In the real world there are many problems which involve the optimization of multiple objective functions at the same time. These are known as Multi-objective Optimization Problems (MOPs). Solving this kind of problems implies generating a set of good solutions, commonly known as Pareto-optimal solutions. The Multi-Objective Evolutionary Algorithms (MOEAs) have been extensively used to address this type of problems, since it allowing to get a set of the Pareto solutions in a particular run. Nevertheless, finding this solution set does not resolve the problem since the Decision-Maker (DM) still must select from that set the solution that matches more with his/her preferences. Determine the Region of Interest (RoI), in accordance with the DM’s preferences, is an option that would make easy the selection process. The RoI has been defined as the region on the Pareto frontier which suits better to the DM's preferences. In order to help the DM in the selection process, different approaches in literature have added preferential information into the optimization process to lead the search towards the RoI.
Such is the case of the approach presented by (Cruz-Reyes et al., 2017) called Hybrid Multi-Criteria Sorting Genetic Algorithm (H-MCSGA). This method addresses the preferences incorporation a priori into a MOEA to characterize the RoI by a multicriteria sorting method called THESEUS (Fernandez et al., 2011). H-MCSGA consists by two phases. First, a metaheuristic is used to create a set of solutions (reference set) that are assigned to ordered classes by the DM. The objective of this process is that the DM's preferences are indirectly reflected in this set. In the second phase, THESEUS is incorporated into an evolutionary algorithm to sort the new solutions created during optimization process. For this, THESEUS uses the reference set, generating selective pressure in the direction of the RoI. The performance of H-MCSGA was verified using nine instances of a public project portfolio problem. The achieve results show that H-MCSGA reach a good definition of the RoI and outperforms the well-known NSGA-II (Deb et al., 2002). A first interactive version of the H-MCSGA is presented in (Cruz-Reyes et al., 2014), where the reference set is updated, only once, while exploration process. Consequently, the DM’s preferences are updated. In examples on the portfolio problem, this proposal maintains its superiority over the NSGAII.

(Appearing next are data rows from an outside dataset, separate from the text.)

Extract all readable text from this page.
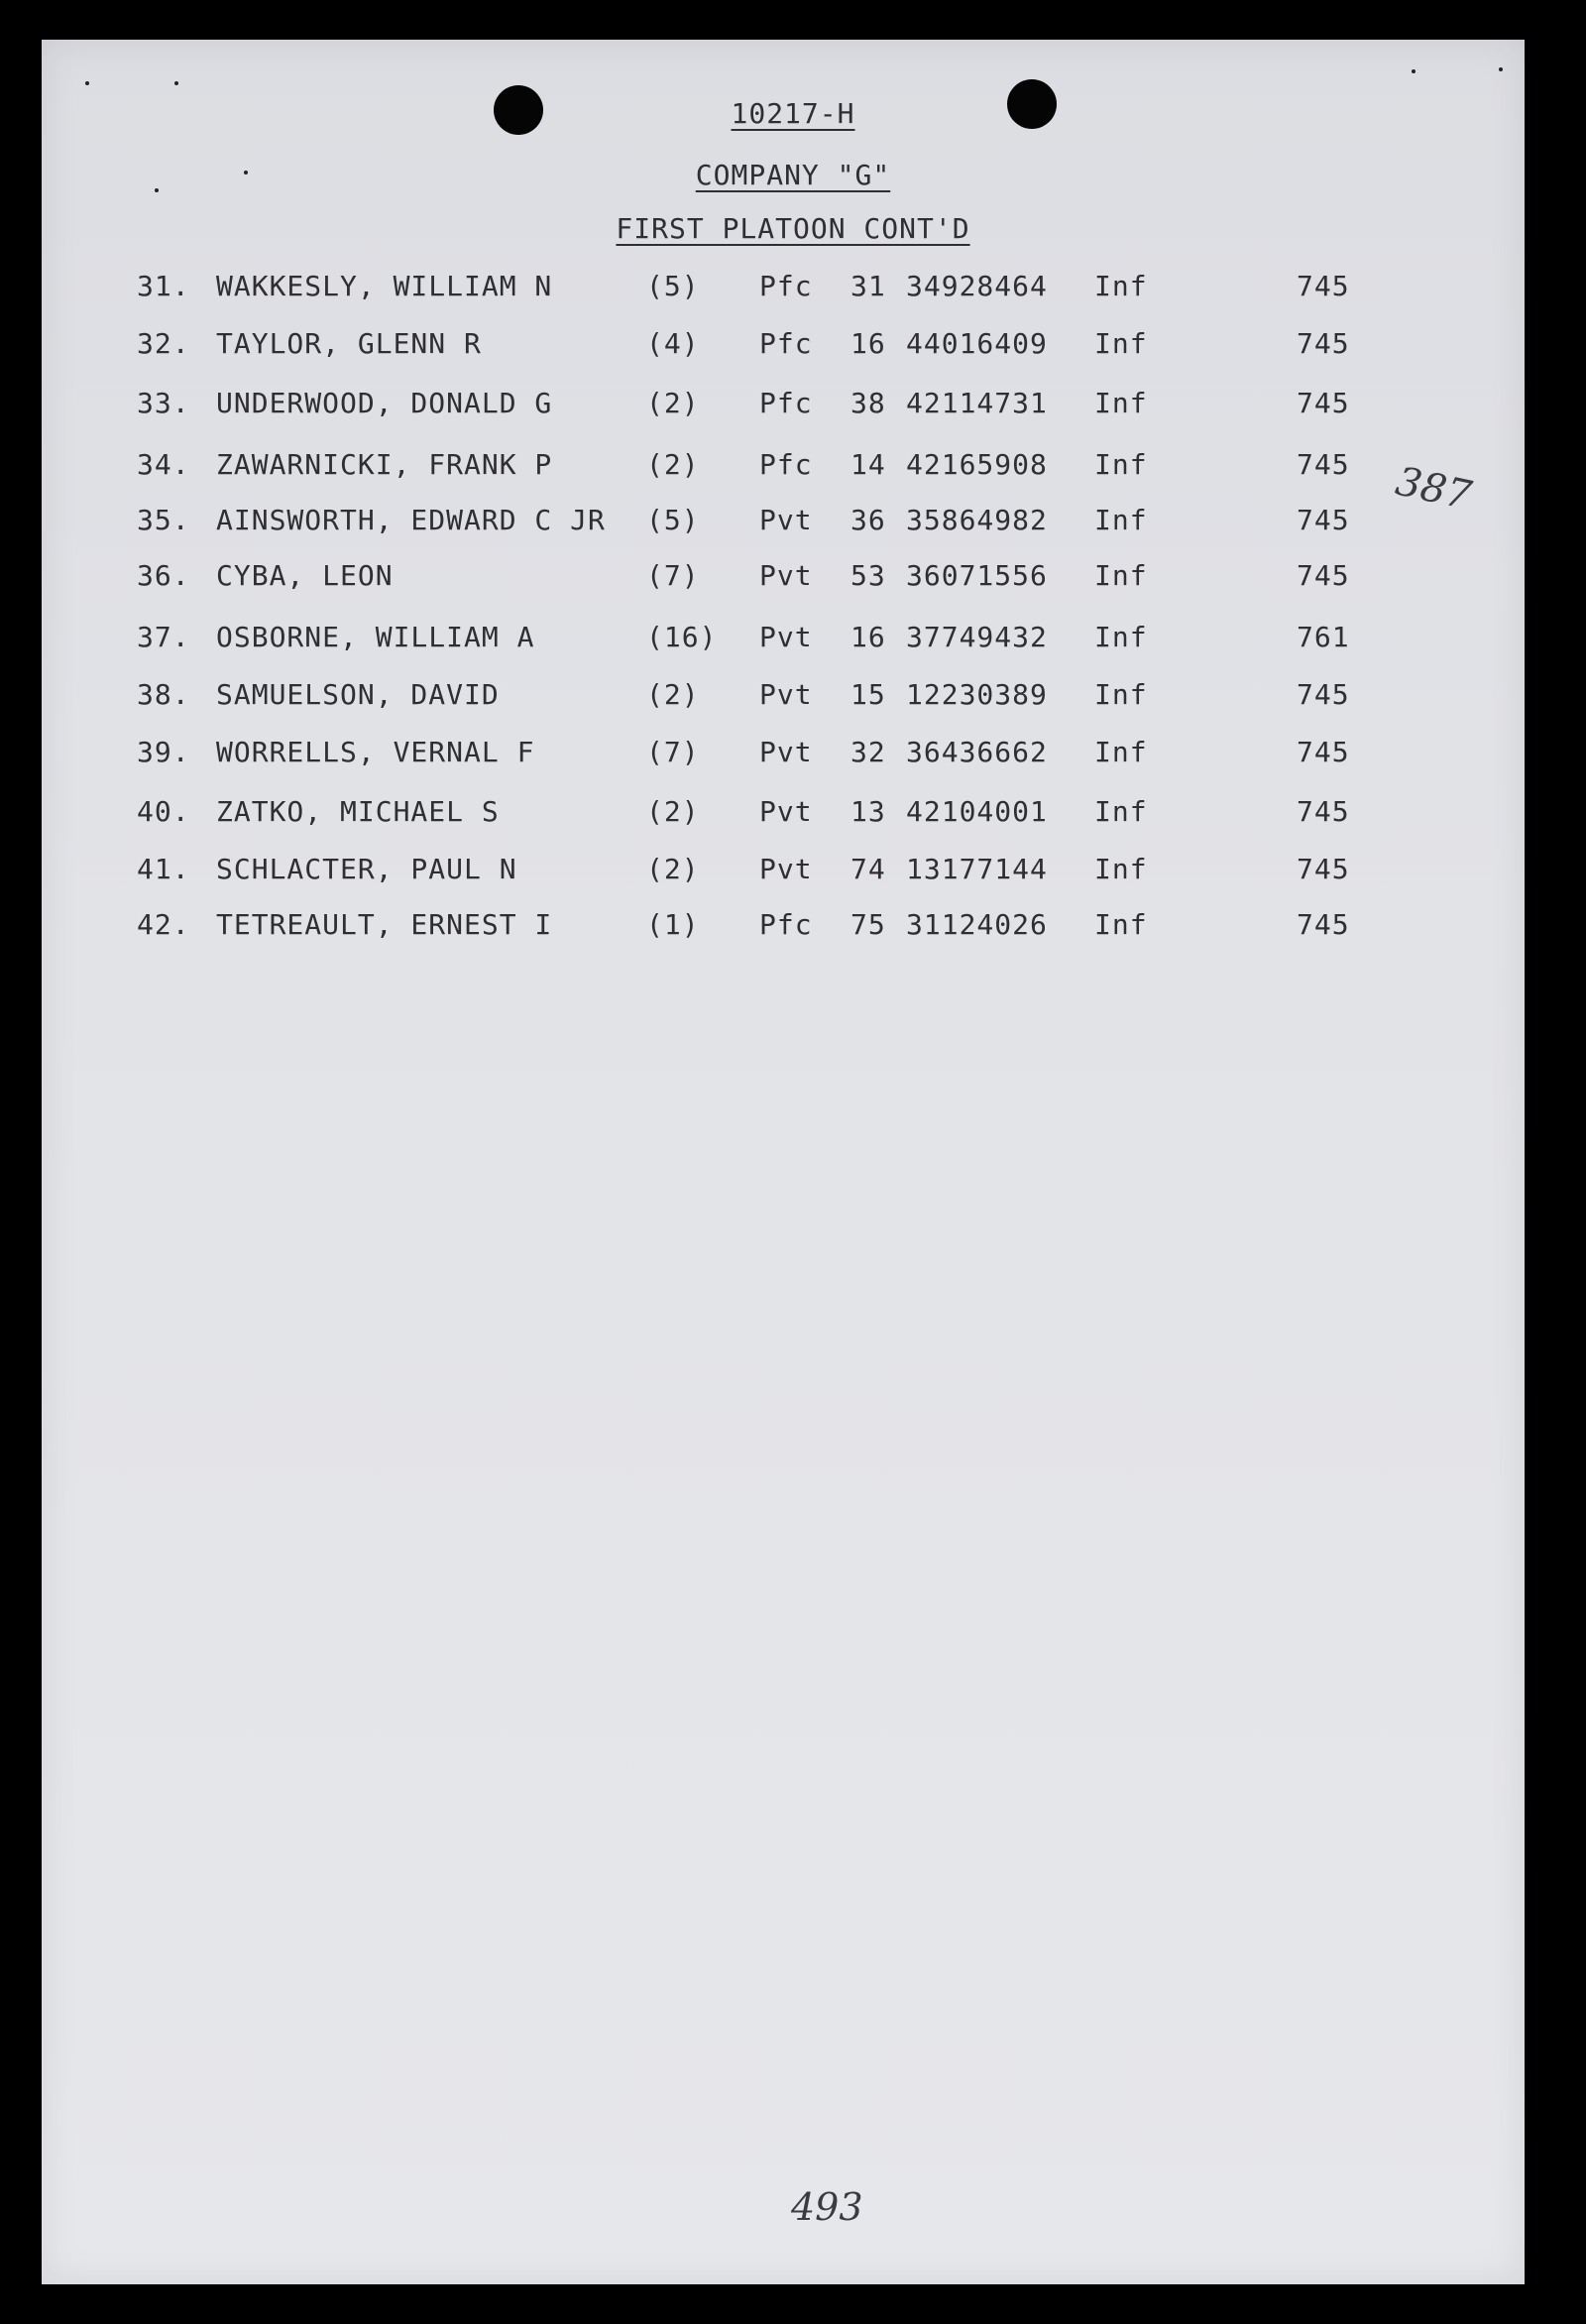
10217-H
COMPANY "G"
FIRST PLATOON CONT'D
31. WAKKESLY, WILLIAM N	(5) Pfc 31 34928464 Inf	745
32. TAYLOR, GLENN R	(4) Pfc 16 44016409 Inf	745
33. UNDERWOOD, DONALD G	(2) Pfc 38 42114731 Inf	745
34. ZAWARNICKI, FRANK P	(2) Pfc 14 42165908 Inf	745
35. AINSWORTH, EDWARD C JR (5) Pvt 36 35864982 Inf	745
36. CYBA, LEON	(7) Pvt 53 36071556 Inf	745
37. OSBORNE, WILLIAM A	(16) Pvt 16 37749432 Inf	761
38. SAMUELSON, DAVID	(2) Pvt 15 12230389 Inf	745
39. WORRELLS, VERNAL F	(7) Pvt 32 36436662 Inf	745
40. ZATKO, MICHAEL S	(2) Pvt 13 42104001 Inf	745
41. SCHLACTER, PAUL N	(2) Pvt 74 13177144 Inf	745
42. TETREAULT, ERNEST I	(1) Pfc 75 31124026 Inf	745
387
493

Finally, an interactive method more robust is proposed in (Cruz-Reyes et al., 2016) called the Interactive Multi-Criteria Sorting Genetic Algorithm (I-MCSGA). This method allows the DM to assimilate progressively respecting the problem and to clarify his/her preferences. I-MCSGA was assessed on project portfolio optimization problems. This algorithm was measure against with NSGA-II in three and four objectives problems and in nine and sixteen objectives problems with A2-NSGA-III (Jain, Deb, 2013). I-MCSGA presented better outcomes than these algorithms in regard to Pareto-dominance and to its ability to accomplish the RoI. The automatic-enhancement procedure results efficient to include new solutions into the reference set, aiding THESEUS to propose more suitable assignments. Moreover, the proposed procedure to update preferences interactively is efficient to validate the enhanced reference set, still when the real DM was supplanted by the preference model proposed by (Fernandez et al., 2011). Therefore, I-MCSGA shown its capacity to identify the RoI and, to address optimization problems with a few and many numbers of objectives, effectively.
Future research directions should be leads towards extend the experimentation to problems where the true Pareto frontier is known, the use of others multicriteria sorting methods and the comparing with others most recent MOEAs. This with the aim of validating the outcomes of these approach with greater certainty.